Methods/Experimental

Figure 1 shows a diagram of the optical setup. In this setup, two separate laser lights with different wavelengths are used for the detection (Laser diode 1, 1550 nm DFB laser with an optical isolater, NECSEL) and excitation (Laser diode 2, 1310 nm, LPS-1310-FC, Thorlabs) of the AFM cantilever oscillation. The excitation and detection laser lights are combined with a filter wavelength division multiplexer (FWDM, FWDM-1513, AFW Technology) and launched into a single-mode optical fiber (SMF-28e) [6]. The reflected light from the fiber end and cantilever interfere each other and go back the same FWDM. Only the detection laser light can pass the FWDM and reach a photodiode via an optical circulator (CIR-3-15, AFW Technology) [7]. The intensity of the excitation laser is modulated by modulating the drive current with a power combiner (PRSC-2050, Mini Circuits). The drive current for the detection laser is modulated by a radio frequency signal (several hundred MHz) to suppress stray interferences [8].

Fig. 1
figure1

Schematic diagram of the experimental setup. Two laser lights from Laser diode 1 (1550 nm) and Laser diode 2 (1310 nm) are combined with a filter Wavelength Division Multiplexer (FWDM). The combined light is launched into a single-mode optical fiber. While a fraction of the light is reflected at the fiber-vacuum interface, the rest of the light which comes out of the fiber is reflected on the back side of the cantilever and goes back into the fiber. Only the 1550 nm laser can pass through the filter WDM and reach the photo diode

We coated the cleaved optical fiber end to increase the back reflection to improve the detection sensitivity of the interferometer [9]. The TiO2 solution used for fiber coating was prepared using a solution of titanium-(IV)-2-ethylhexoxide (Sigma-Aldrich) diluted with xylene. The cleaved fiber end was dipped 1 cm into the solution, then passed through a propane torch for less than one second for flash annealing. Optimal flash parameters, such as placement of fiber in the flame and time in flame were determined via trial and error. The reflectivity of the fiber was monitored in real time with a photodiode back reflection set up. Successfully annealed fibers would typically have reflectivity between 20 and 30%, with the best fibers having up to 35%. Examples of successfully coated fibers are shown in Fig. 2.

Fig. 2
figure2

Three example fibers showing the reflective titanium dioxide coating with varying back reflectance. The fiber has a core diameter of 8 μm with a fiber cladding of 125 μm radius

The coated fiber was positioned at the tip end of the cantilever so that the deflection detection sensitivity is maximized. Although this position is not optimal for bolometric actuation [10], it is not critical for the AFM operation in vacuum where the cantilever’s Q-factor is high. As will be dicussed later, the magnitude of the excitation force required for achieving several nm oscillation amplitude is several pN for the cantilevers with high Q-factor (> 10000) and the optical force of such magnitude can be produced by relatively small optical power (up to 100 μW) which has negligible effect on the frequency shift noise. The simiplicity of using only a single fiber outweighs the reduced bolotmetric actuation efficiency, particularly, in vacuum/cryogenic temperature environment.

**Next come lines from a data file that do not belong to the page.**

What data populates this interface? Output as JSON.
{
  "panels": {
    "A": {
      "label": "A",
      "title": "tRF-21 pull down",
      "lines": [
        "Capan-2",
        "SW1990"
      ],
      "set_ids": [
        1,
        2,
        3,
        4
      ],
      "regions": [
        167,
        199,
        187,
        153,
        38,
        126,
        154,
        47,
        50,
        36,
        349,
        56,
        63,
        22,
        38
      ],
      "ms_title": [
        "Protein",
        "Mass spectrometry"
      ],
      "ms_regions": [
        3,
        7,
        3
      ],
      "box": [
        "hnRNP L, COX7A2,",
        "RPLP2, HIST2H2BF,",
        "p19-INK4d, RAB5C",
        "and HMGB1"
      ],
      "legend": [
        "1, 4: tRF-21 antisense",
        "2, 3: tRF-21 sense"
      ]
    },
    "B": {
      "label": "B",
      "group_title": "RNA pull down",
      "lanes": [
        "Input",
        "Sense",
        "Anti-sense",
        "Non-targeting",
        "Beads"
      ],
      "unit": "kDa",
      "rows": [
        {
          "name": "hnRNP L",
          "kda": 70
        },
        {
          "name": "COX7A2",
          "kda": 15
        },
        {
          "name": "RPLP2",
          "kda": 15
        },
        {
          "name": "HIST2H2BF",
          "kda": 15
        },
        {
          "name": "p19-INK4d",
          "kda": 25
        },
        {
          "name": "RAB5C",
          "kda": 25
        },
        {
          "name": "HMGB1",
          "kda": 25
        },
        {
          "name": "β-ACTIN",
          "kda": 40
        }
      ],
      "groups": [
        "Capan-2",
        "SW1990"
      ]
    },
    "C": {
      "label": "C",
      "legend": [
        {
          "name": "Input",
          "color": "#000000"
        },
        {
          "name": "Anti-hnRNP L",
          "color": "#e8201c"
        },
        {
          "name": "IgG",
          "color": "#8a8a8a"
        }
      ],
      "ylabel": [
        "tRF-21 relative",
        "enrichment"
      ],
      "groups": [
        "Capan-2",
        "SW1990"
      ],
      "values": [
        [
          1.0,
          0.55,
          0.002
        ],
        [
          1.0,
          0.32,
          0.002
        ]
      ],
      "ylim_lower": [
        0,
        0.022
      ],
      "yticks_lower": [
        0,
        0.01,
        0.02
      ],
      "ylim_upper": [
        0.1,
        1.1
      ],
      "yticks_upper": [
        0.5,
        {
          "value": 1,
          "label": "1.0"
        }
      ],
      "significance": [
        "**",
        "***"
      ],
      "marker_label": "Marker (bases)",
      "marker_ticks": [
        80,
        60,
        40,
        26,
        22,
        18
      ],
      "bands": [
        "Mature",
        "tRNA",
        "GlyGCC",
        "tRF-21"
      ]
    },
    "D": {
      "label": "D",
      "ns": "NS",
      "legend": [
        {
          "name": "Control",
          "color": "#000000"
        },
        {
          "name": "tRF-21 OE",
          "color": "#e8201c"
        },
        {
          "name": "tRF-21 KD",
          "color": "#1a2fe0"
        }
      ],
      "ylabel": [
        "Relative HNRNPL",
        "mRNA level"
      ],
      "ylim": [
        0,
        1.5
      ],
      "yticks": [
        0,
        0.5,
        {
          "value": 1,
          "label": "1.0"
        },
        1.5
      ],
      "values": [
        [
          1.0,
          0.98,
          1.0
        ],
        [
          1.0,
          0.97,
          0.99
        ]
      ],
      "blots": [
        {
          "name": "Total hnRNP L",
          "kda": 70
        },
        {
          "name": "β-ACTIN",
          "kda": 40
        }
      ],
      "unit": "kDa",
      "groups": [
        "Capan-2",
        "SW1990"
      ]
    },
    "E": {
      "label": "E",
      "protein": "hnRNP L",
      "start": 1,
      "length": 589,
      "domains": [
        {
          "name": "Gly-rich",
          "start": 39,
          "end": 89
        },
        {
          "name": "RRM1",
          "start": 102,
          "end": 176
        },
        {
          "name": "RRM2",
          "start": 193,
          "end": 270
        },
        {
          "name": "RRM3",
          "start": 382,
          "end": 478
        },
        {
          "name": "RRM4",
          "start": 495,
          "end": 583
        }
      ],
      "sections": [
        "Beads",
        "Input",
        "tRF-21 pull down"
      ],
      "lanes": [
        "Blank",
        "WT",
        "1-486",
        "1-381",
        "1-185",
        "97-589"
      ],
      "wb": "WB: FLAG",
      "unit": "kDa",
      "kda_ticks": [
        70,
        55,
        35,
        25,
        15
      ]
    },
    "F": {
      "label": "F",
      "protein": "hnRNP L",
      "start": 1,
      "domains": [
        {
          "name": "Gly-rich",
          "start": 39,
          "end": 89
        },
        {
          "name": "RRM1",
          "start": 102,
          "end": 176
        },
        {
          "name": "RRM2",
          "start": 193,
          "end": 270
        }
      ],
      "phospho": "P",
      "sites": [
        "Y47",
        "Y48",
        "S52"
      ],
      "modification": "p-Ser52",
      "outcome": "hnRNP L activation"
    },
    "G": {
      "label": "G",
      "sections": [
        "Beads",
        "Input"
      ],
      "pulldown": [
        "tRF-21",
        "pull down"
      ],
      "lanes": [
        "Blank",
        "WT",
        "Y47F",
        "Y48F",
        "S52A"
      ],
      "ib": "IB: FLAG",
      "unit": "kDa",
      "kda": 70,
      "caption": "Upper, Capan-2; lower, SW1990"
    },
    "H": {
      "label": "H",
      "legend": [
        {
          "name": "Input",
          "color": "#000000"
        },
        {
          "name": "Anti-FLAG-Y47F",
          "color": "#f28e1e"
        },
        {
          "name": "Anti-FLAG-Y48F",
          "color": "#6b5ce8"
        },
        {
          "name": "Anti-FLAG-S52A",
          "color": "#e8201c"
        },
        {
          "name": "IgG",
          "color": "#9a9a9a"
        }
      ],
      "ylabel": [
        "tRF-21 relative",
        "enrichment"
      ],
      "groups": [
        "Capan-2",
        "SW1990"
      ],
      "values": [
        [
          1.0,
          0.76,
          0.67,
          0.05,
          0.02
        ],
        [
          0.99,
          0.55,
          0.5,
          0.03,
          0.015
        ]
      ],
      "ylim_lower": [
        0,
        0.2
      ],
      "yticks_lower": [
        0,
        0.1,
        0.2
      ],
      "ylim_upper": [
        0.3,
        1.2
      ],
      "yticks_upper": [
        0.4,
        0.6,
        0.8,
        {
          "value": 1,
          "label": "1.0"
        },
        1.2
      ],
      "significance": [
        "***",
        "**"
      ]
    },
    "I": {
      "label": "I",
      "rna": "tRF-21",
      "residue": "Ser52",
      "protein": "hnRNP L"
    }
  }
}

Characterizing optical cavity

The home built low temperature AFM uses a Fabry-Perot interferometer (FPI) in reflective mode to precisely and accurately measure the distance between the end of the optical fiber and the reflective aluminum coating of the AFM cantilever. An FPI is an optical cavity which is made with two parallel semi-reflective mirrors (mirror 1 and 2) with reflectances R1 and R2, separated by a cavity length d. In our case, the coated fiber and cantilever are the mirror 1 and 2, respectively, and the cavity medium is vacuum. The coated fiber is aligned to the tip end of the cantilever to maximize the deflection measurement sensitivity. Incident light from the detection laser travels down the fiber, where some of the light is internally reflected off of the fiber end, and the rest is injected into the FPI. This light is reflected off of the cantilever where it is then reflected multiple times between the two mirrors of the cavity. Each time the light beam encounters the coated fiber end, it is partially reflected back into the cavity while the rest enters back into the fiber. All the transmitted beams into the fiber together with the initially reflected beam contribute to the interference inside the fiber. The reentered light is guided through the fiber, WDM, and circulator and its intensity, Ir, is measured by the photodiode (Fig. 1). The FPI lends itself to being more sensitive than other interferometers because of the multiple reflections between the mirror 1 and 2 when the separation between the mirrors is small enough [1113]. It is important to notice that the multiple reflection also plays an important role for the excitation laser light as it enhances the optical force. We use the FPI model reported in Ref. [14] for the following analysis.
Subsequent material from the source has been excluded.